Here's a guest post from Tom:
I have been a life-long Chicagoan, and I have used public transportation for a good part of my life here. I've used the "green limousine" through high school on the north side and up until I changed jobs, rode the Blue Line from Oak Park to Washington street almost every weekday. I have seen the best and worst of the CTA in action.
However, I recently was at a two-week training seminar in Philadelphia and, because of cheap hotel rates and other logistical nightmares, was able to experience that city's public transportation system.
I have to say, we in Chicago need to praise what we have come to accept as minimal standards. I found EVERY subway station in Philadelphia that I used to smell of urine (stale and fresh). They STILL use tokens. You can only buy a weekly pass from a human being, and not on a weekend. And not without exact change.

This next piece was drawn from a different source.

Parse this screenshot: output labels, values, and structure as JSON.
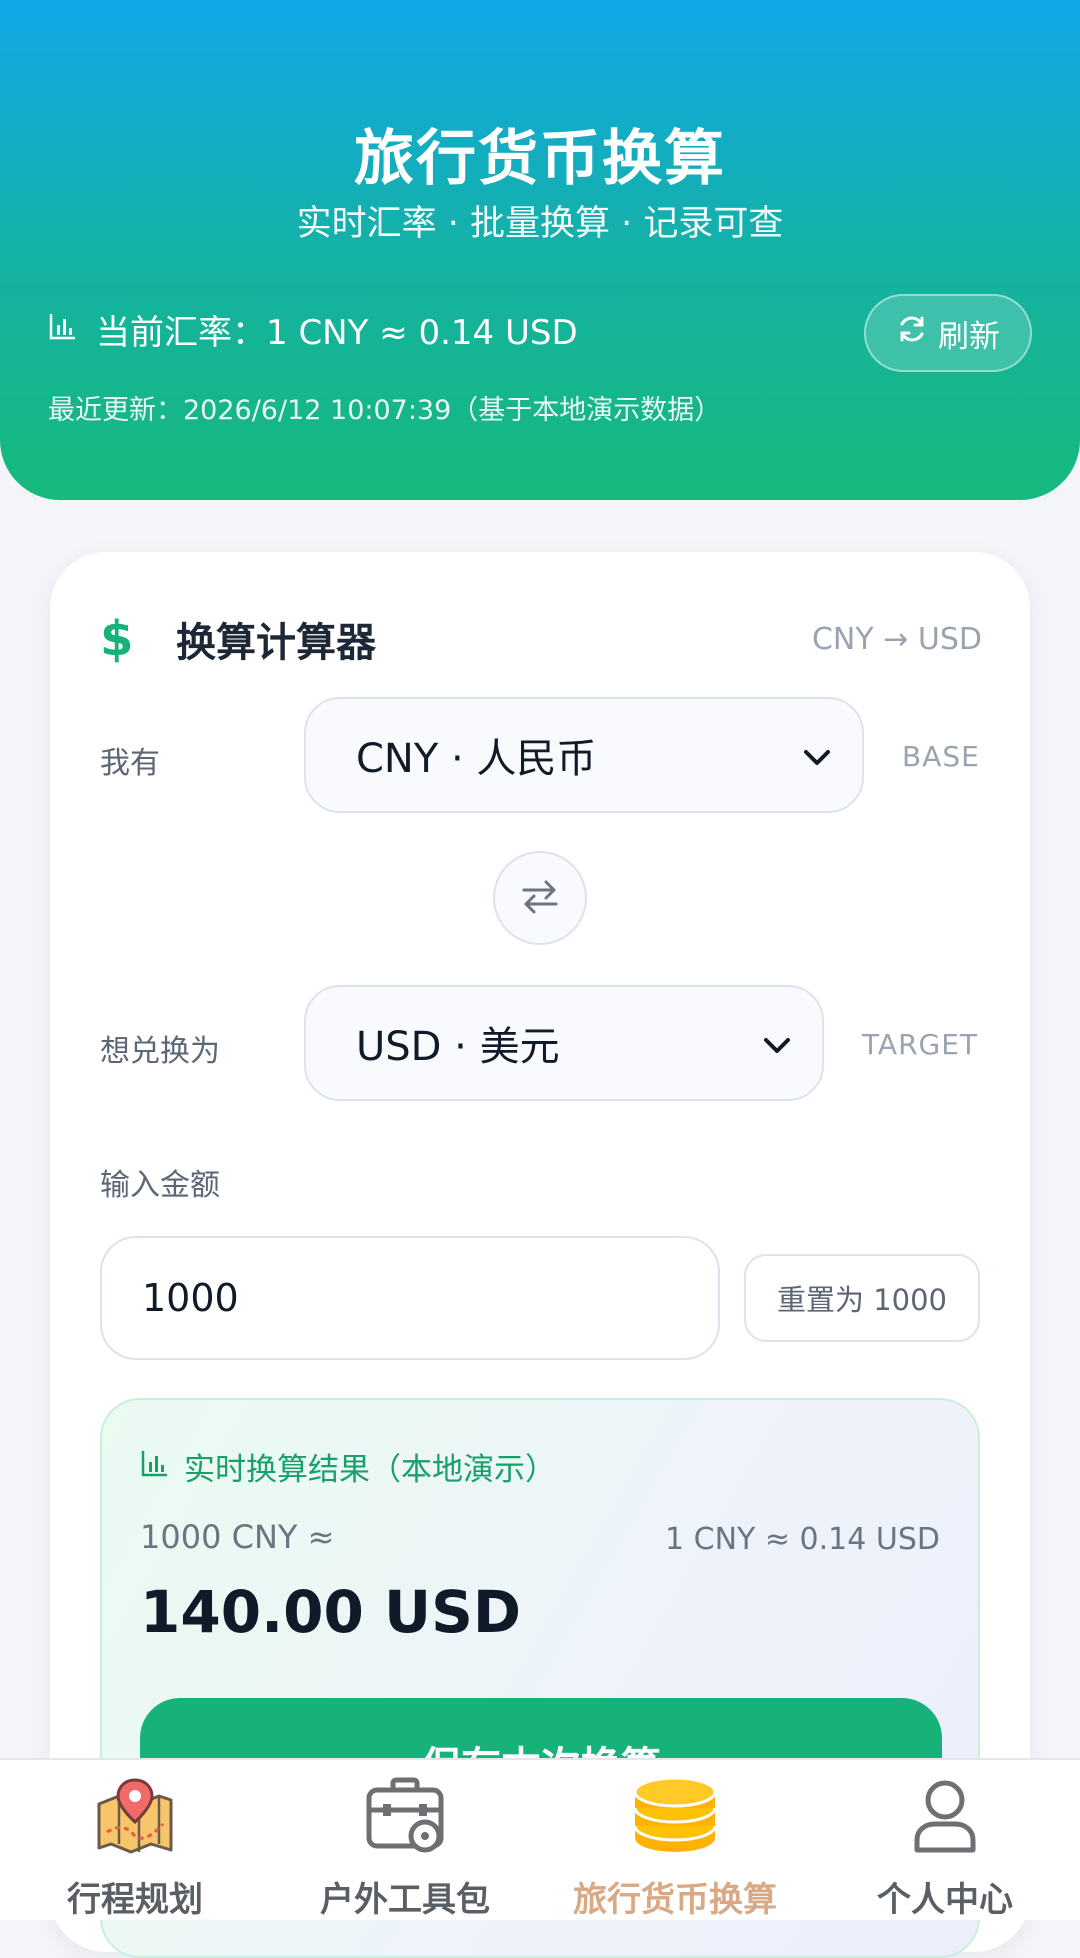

There were no buttons to press for an emergency. There was no even mildly disinterested person to ask questions. In other words, I took a 10 year trip back in time to our CTA of old. I could not wait to get back to a cleaner, more modern system that at least was TRYING to treat users as valued customers instead of nuisances.
I know that all of us who use public trans wants a leaner, more usable system. I also acknowledge that the CTA has a long way to go to live up to other cities and their systems. I mean, look at the Blue Line stops along the Eisenhower; I've seen less corrugated steel roofs in a shanty town that protect from the rain better (LOOK at the Oak Park stop for proof).
However, I think that the whiniest riders need to take a step back before they completely lambast the CTA and realize that it IS better than it has been. I know my nose knows that it's a gallon of urine cleaner!
Thanks for letting me vent.
Kevin here: Are there other big cities where the transit system really sucks, even compared to the CTA?